Not being able to run for the last month has probably been the biggest mental challenge to date. At first, I felt completely defeated. But then I tapped into the grit and resilience I’ve developed over the last two years and found other ways to stay fit. I’m doing spin classes and swimming. It’s not ideal, some days I feel overwhelmed and down, but I’m finding a way through.
As a business owner, I’ve faced more than a few challenges and I’ve spent way too much time stressing about scenarios that never eventuate. I used to stew on every challenge, now I focus on finding a way to keep pushing forward. If I’m having a rough day, I think about the moment I crossed that finish line and saw the proud faces of my support crew including my mum and gorgeous kids. I dig deep and connect with the determined, focused and resilient person that running has unlocked. She’s there. She’s strong. She’s capable of more than I’ve ever given her credit for. I’ll stop writing in third person now, I promise.

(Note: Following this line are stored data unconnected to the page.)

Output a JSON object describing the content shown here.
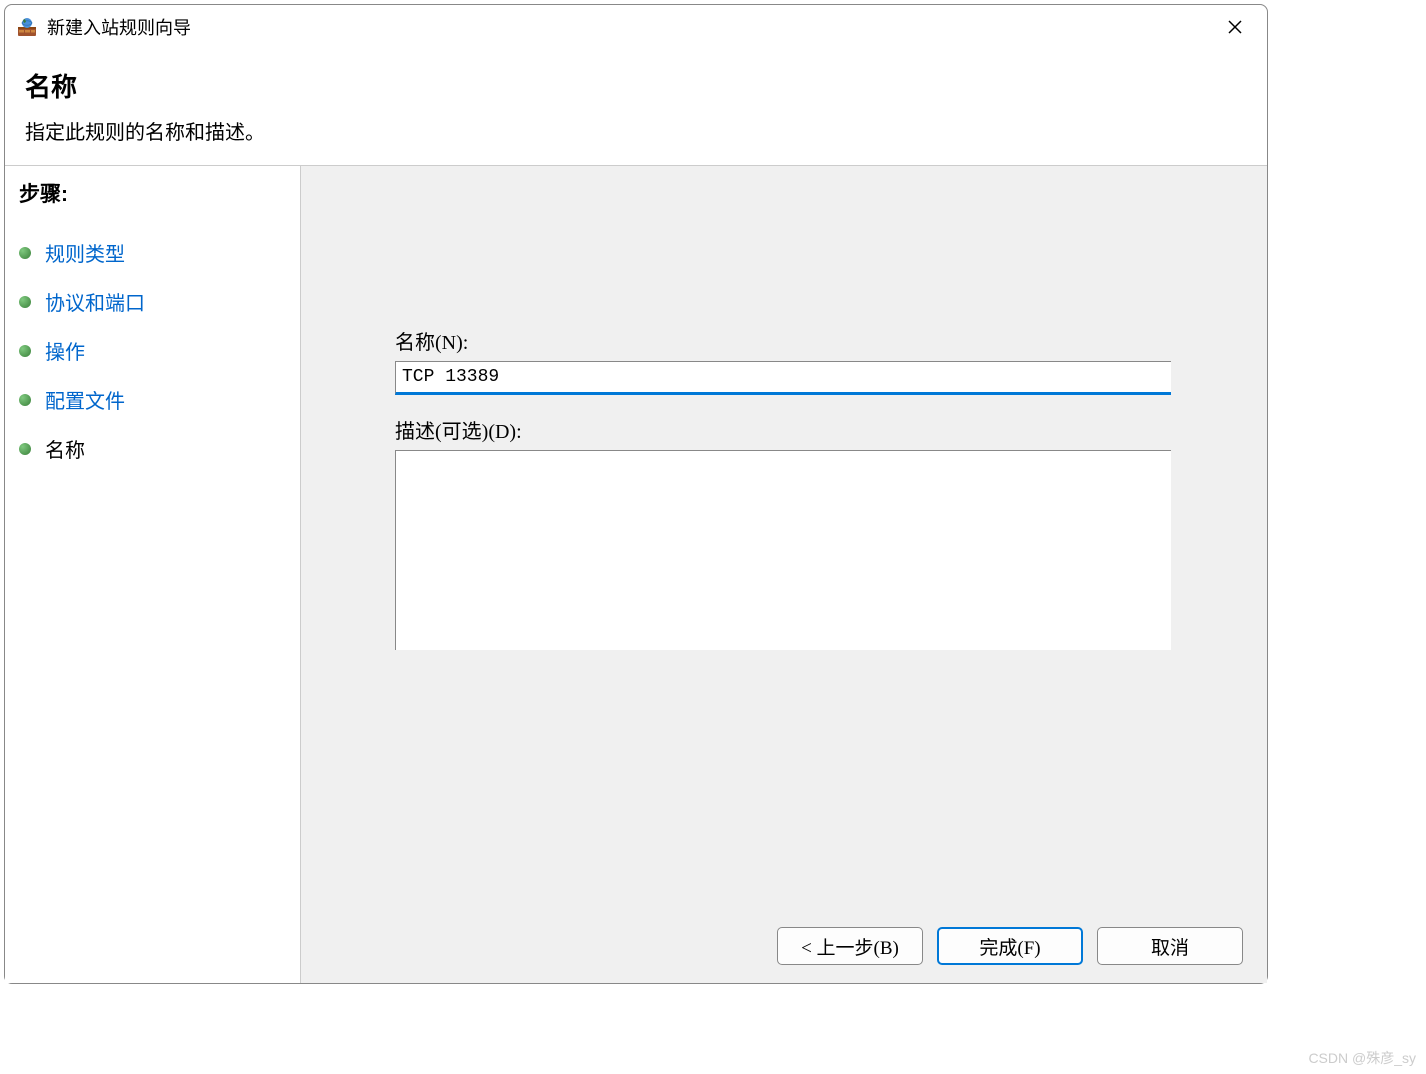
{
  "titlebar": {
    "title": "新建入站规则向导"
  },
  "header": {
    "title": "名称",
    "subtitle": "指定此规则的名称和描述。"
  },
  "sidebar": {
    "steps_header": "步骤:",
    "items": [
      {
        "label": "规则类型",
        "current": false
      },
      {
        "label": "协议和端口",
        "current": false
      },
      {
        "label": "操作",
        "current": false
      },
      {
        "label": "配置文件",
        "current": false
      },
      {
        "label": "名称",
        "current": true
      }
    ]
  },
  "form": {
    "name_label": "名称(N):",
    "name_value": "TCP 13389",
    "desc_label": "描述(可选)(D):",
    "desc_value": ""
  },
  "buttons": {
    "back": "< 上一步(B)",
    "finish": "完成(F)",
    "cancel": "取消"
  },
  "watermark": "CSDN @殊彦_sy"
}
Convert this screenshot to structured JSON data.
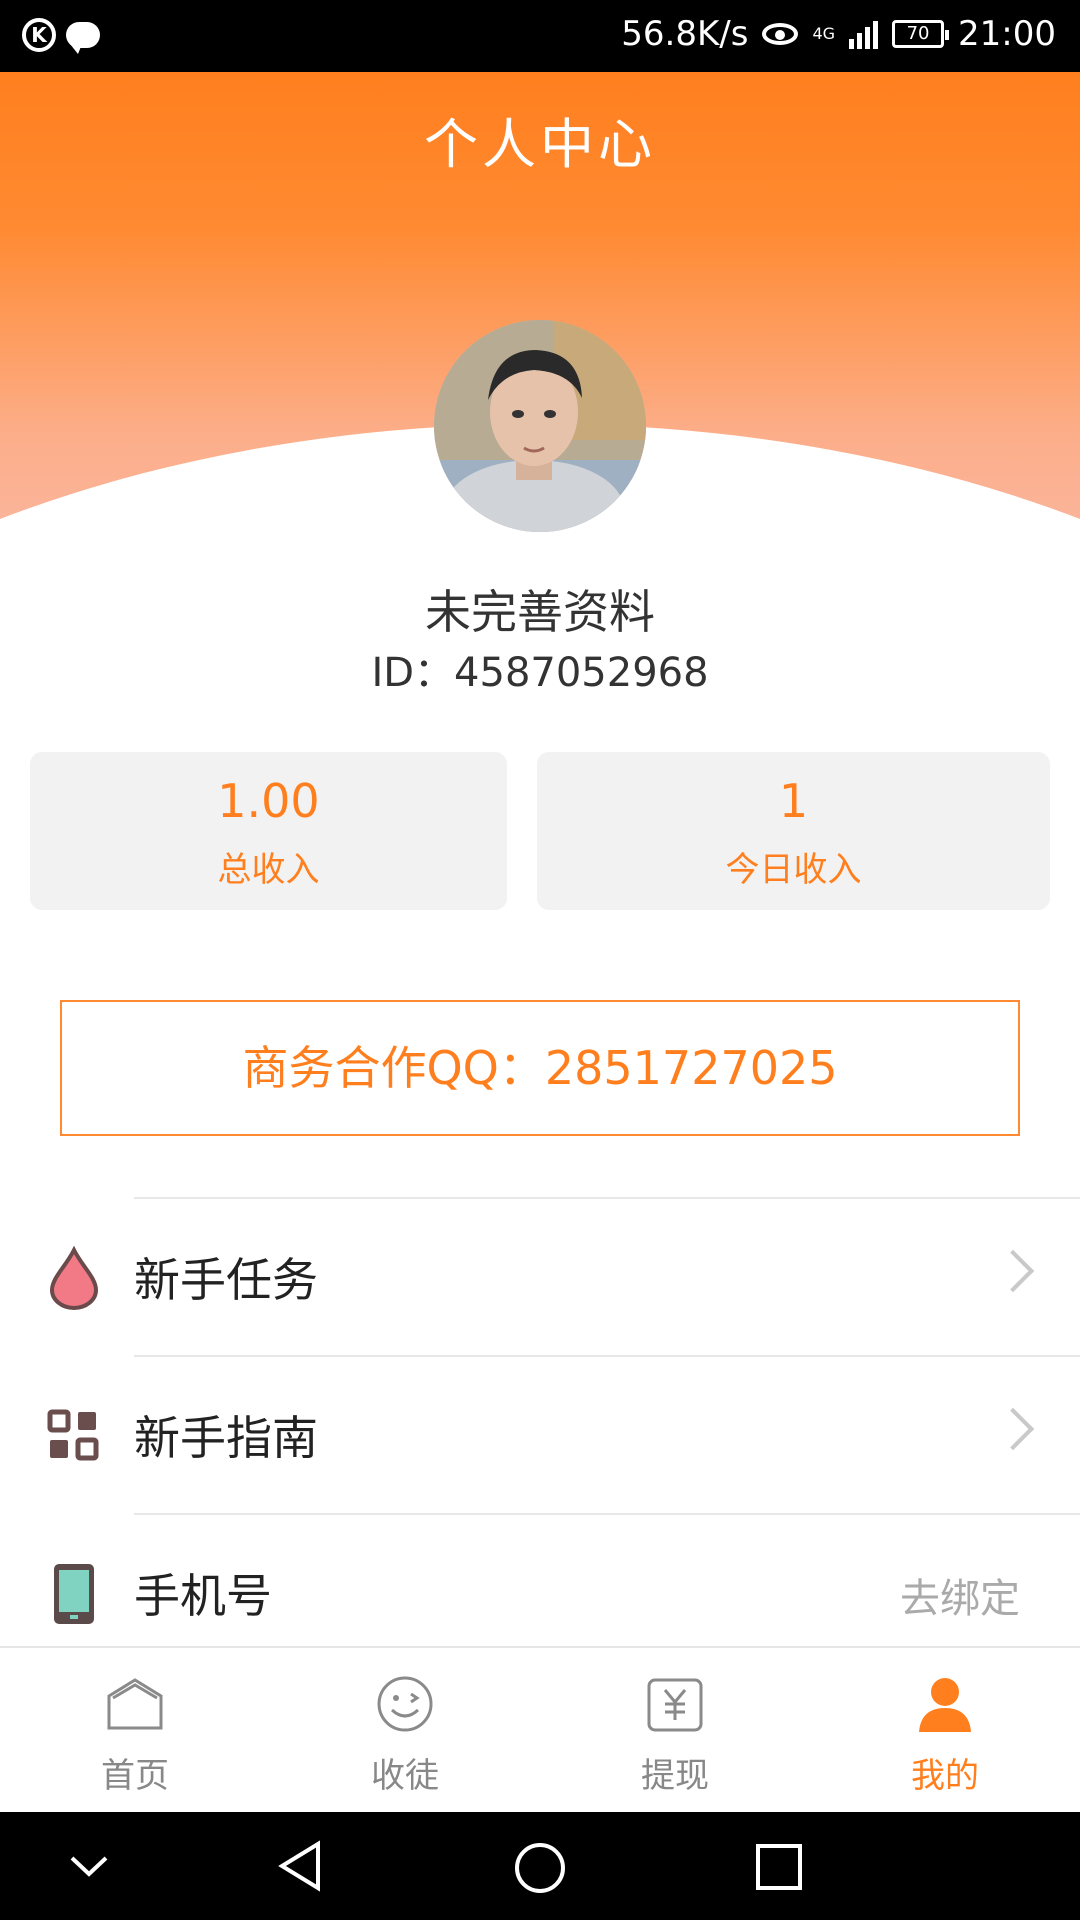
{
  "status_bar": {
    "speed": "56.8K/s",
    "network": "4G",
    "battery": "70",
    "time": "21:00"
  },
  "header": {
    "title": "个人中心"
  },
  "profile": {
    "name": "未完善资料",
    "id_text": "ID：4587052968"
  },
  "stats": [
    {
      "value": "1.00",
      "label": "总收入"
    },
    {
      "value": "1",
      "label": "今日收入"
    }
  ],
  "business": {
    "text": "商务合作QQ：2851727025"
  },
  "menu": [
    {
      "label": "新手任务",
      "icon": "drop-icon"
    },
    {
      "label": "新手指南",
      "icon": "grid-icon"
    },
    {
      "label": "手机号",
      "icon": "phone-icon",
      "value": "去绑定"
    }
  ],
  "bottom_nav": [
    {
      "label": "首页",
      "icon": "home-icon",
      "active": false
    },
    {
      "label": "收徒",
      "icon": "smile-icon",
      "active": false
    },
    {
      "label": "提现",
      "icon": "yuan-icon",
      "active": false
    },
    {
      "label": "我的",
      "icon": "person-icon",
      "active": true
    }
  ],
  "colors": {
    "accent": "#ff7f1e",
    "header_top": "#ff7f1e",
    "header_bottom": "#f9b9a6"
  }
}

One of my clients recently said to me, “If it’s hard, it’s probably worth it.” While I’m in the midst of pretty full-on rehab for my farked foot, I can’t wait for the day when I can lace up my Hokas and head out the door. As I build up my distance again, I know I’ll keep learning more about life and all its intricacies. As I do, I look forward to celebrating milestones, improving self-belief and becoming a more focused and resilient business owner.
Turns out running is about a lot more than running, who knew?
Are you a runner? What has it taught you beyond the physical? Also, any tips for healing a torn plantar plate?